The legality seems almost secondary to the ethics in those cases. When there is so much content available that can be legally and ethically embedded, it seems needlessly cruel to make use of those creators that have decisively said no.
All of this begs a simple question: If all of this has been an issue for over 15 years, why are we just now getting these rulings?
Some if it comes down to the 2007 case of Perfect 10. v. Google, which is established the server test. With that ruling in place, there wasn’t much legal dispute to be had in the United States and it wasn’t until Aereo seven years later that the test was called into question.

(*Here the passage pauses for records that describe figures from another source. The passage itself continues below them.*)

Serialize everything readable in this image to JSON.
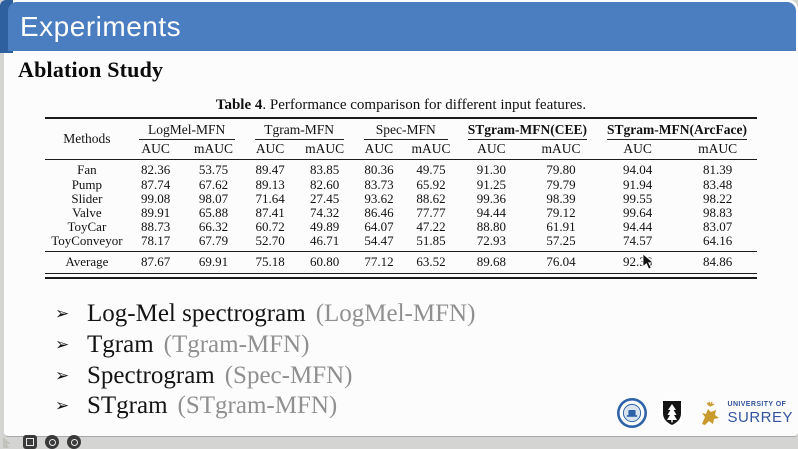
{
  "banner": {
    "title": "Experiments",
    "color": "#4b7ec0"
  },
  "slide": {
    "heading": "Ablation Study"
  },
  "table": {
    "caption_label": "Table 4",
    "caption_rest": ". Performance comparison for different input features.",
    "methods_header": "Methods",
    "groups": [
      {
        "label": "LogMel-MFN",
        "bold": false
      },
      {
        "label": "Tgram-MFN",
        "bold": false
      },
      {
        "label": "Spec-MFN",
        "bold": false
      },
      {
        "label": "STgram-MFN(CEE)",
        "bold": true
      },
      {
        "label": "STgram-MFN(ArcFace)",
        "bold": true
      }
    ],
    "subheaders": [
      "AUC",
      "mAUC"
    ],
    "rows": [
      {
        "method": "Fan",
        "values": [
          "82.36",
          "53.75",
          "89.47",
          "83.85",
          "80.36",
          "49.75",
          "91.30",
          "79.80",
          "94.04",
          "81.39"
        ],
        "bold": [
          3,
          8
        ]
      },
      {
        "method": "Pump",
        "values": [
          "87.74",
          "67.62",
          "89.13",
          "82.60",
          "83.73",
          "65.92",
          "91.25",
          "79.79",
          "91.94",
          "83.48"
        ],
        "bold": [
          8,
          9
        ]
      },
      {
        "method": "Slider",
        "values": [
          "99.08",
          "98.07",
          "71.64",
          "27.45",
          "93.62",
          "88.62",
          "99.36",
          "98.39",
          "99.55",
          "98.22"
        ],
        "bold": [
          7,
          8
        ]
      },
      {
        "method": "Valve",
        "values": [
          "89.91",
          "65.88",
          "87.41",
          "74.32",
          "86.46",
          "77.77",
          "94.44",
          "79.12",
          "99.64",
          "98.83"
        ],
        "bold": [
          8,
          9
        ]
      },
      {
        "method": "ToyCar",
        "values": [
          "88.73",
          "66.32",
          "60.72",
          "49.89",
          "64.07",
          "47.22",
          "88.80",
          "61.91",
          "94.44",
          "83.07"
        ],
        "bold": [
          8,
          9
        ]
      },
      {
        "method": "ToyConveyor",
        "values": [
          "78.17",
          "67.79",
          "52.70",
          "46.71",
          "54.47",
          "51.85",
          "72.93",
          "57.25",
          "74.57",
          "64.16"
        ],
        "bold": [
          0,
          1
        ]
      }
    ],
    "average": {
      "method": "Average",
      "values": [
        "87.67",
        "69.91",
        "75.18",
        "60.80",
        "77.12",
        "63.52",
        "89.68",
        "76.04",
        "92.36",
        "84.86"
      ],
      "bold": [
        8,
        9
      ]
    }
  },
  "bullets": {
    "marker": "➢",
    "items": [
      {
        "text": "Log-Mel spectrogram",
        "note": "(LogMel-MFN)"
      },
      {
        "text": "Tgram",
        "note": "(Tgram-MFN)"
      },
      {
        "text": "Spectrogram",
        "note": "(Spec-MFN)"
      },
      {
        "text": "STgram",
        "note": "(STgram-MFN)"
      }
    ]
  },
  "footer": {
    "surrey_line1": "UNIVERSITY OF",
    "surrey_line2": "SURREY",
    "surrey_blue": "#33549c",
    "stag_gold": "#c99a2c"
  }
}
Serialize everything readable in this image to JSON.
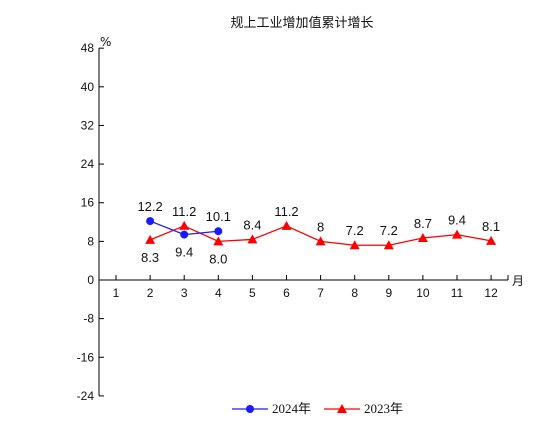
{
  "chart_data": {
    "type": "line",
    "title": "规上工业增加值累计增长",
    "ylabel": "%",
    "xlabel": "月",
    "ylim": [
      -24,
      48
    ],
    "yticks": [
      -24,
      -16,
      -8,
      0,
      8,
      16,
      24,
      32,
      40,
      48
    ],
    "categories": [
      "1",
      "2",
      "3",
      "4",
      "5",
      "6",
      "7",
      "8",
      "9",
      "10",
      "11",
      "12"
    ],
    "grid": false,
    "legend_position": "bottom",
    "series": [
      {
        "name": "2024年",
        "color": "#1a1aff",
        "marker": "circle",
        "values": [
          null,
          12.2,
          9.4,
          10.1,
          null,
          null,
          null,
          null,
          null,
          null,
          null,
          null
        ],
        "labels": [
          "",
          "12.2",
          "9.4",
          "10.1",
          "",
          "",
          "",
          "",
          "",
          "",
          "",
          ""
        ]
      },
      {
        "name": "2023年",
        "color": "#ff0000",
        "marker": "triangle",
        "values": [
          null,
          8.3,
          11.2,
          8.0,
          8.4,
          11.2,
          8,
          7.2,
          7.2,
          8.7,
          9.4,
          8.1
        ],
        "labels": [
          "",
          "8.3",
          "11.2",
          "8.0",
          "8.4",
          "11.2",
          "8",
          "7.2",
          "7.2",
          "8.7",
          "9.4",
          "8.1"
        ]
      }
    ]
  }
}
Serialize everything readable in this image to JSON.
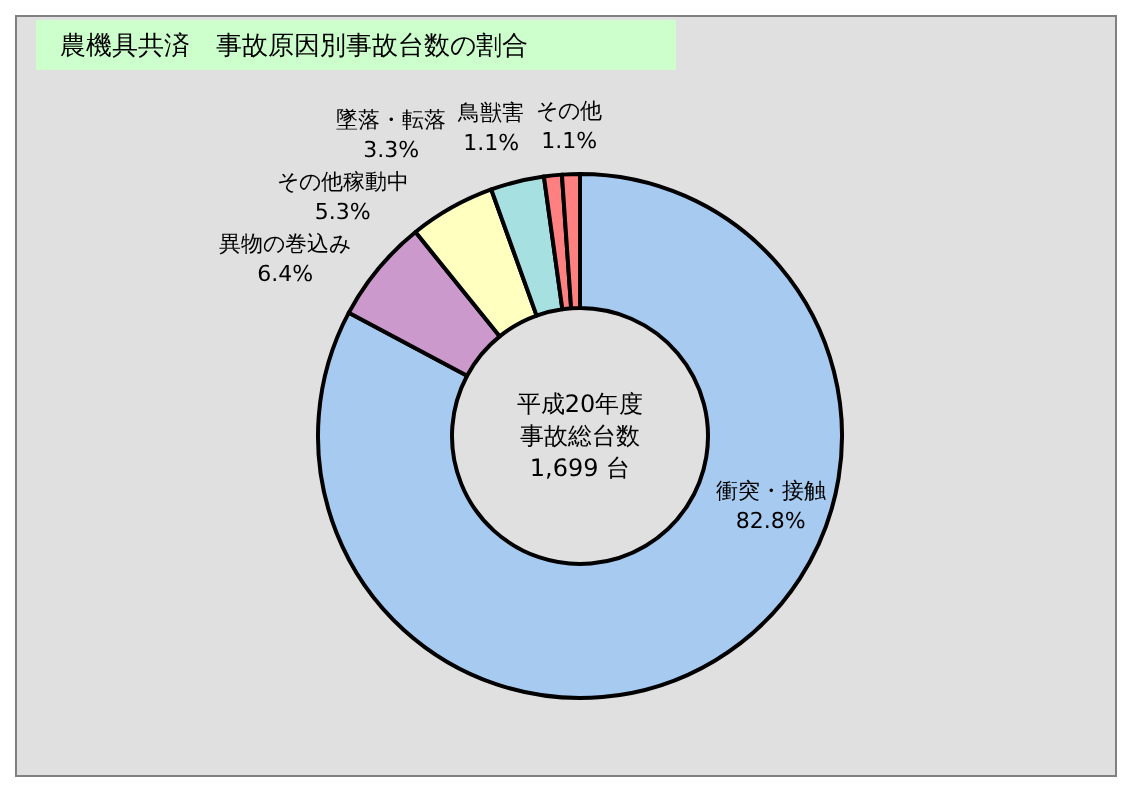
{
  "chart_data": {
    "type": "donut",
    "title": "農機具共済　事故原因別事故台数の割合",
    "categories": [
      "衝突・接触",
      "異物の巻込み",
      "その他稼動中",
      "墜落・転落",
      "鳥獣害",
      "その他"
    ],
    "values": [
      82.8,
      6.4,
      5.3,
      3.3,
      1.1,
      1.1
    ],
    "value_labels": [
      "82.8%",
      "6.4%",
      "5.3%",
      "3.3%",
      "1.1%",
      "1.1%"
    ],
    "colors": [
      "#a6caf0",
      "#cc99cc",
      "#ffffc0",
      "#a6e0e0",
      "#ff8080",
      "#ff8080"
    ],
    "annotations": [
      "平成20年度",
      "事故総台数",
      "1,699 台"
    ]
  }
}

However, a bigger reason is that embedding and framing may be legal issues, but there are technology solutions available that address them much easier and cheaply. Framebreaking scripts have been a thing for as long as frames have been and there are ways to prevent image embedding than a lawsuit.
Those worried about framing and embedding have long had tools to address those issues without setting foot in a courtroom.
That said, the rise of social media has created new problems, including using Twitter, Instagram and YouTube to embed copyright-infringing content. We even see this a great deal with dedicated pirate sites, which will often embed videos host elsewhere rather than hosting the content themselves.
The technology may be old but the internet around it has changed drastically and that has created new legal issues.
It’s going to be a long time before those issues are unwound, either in the U.S. or the EU.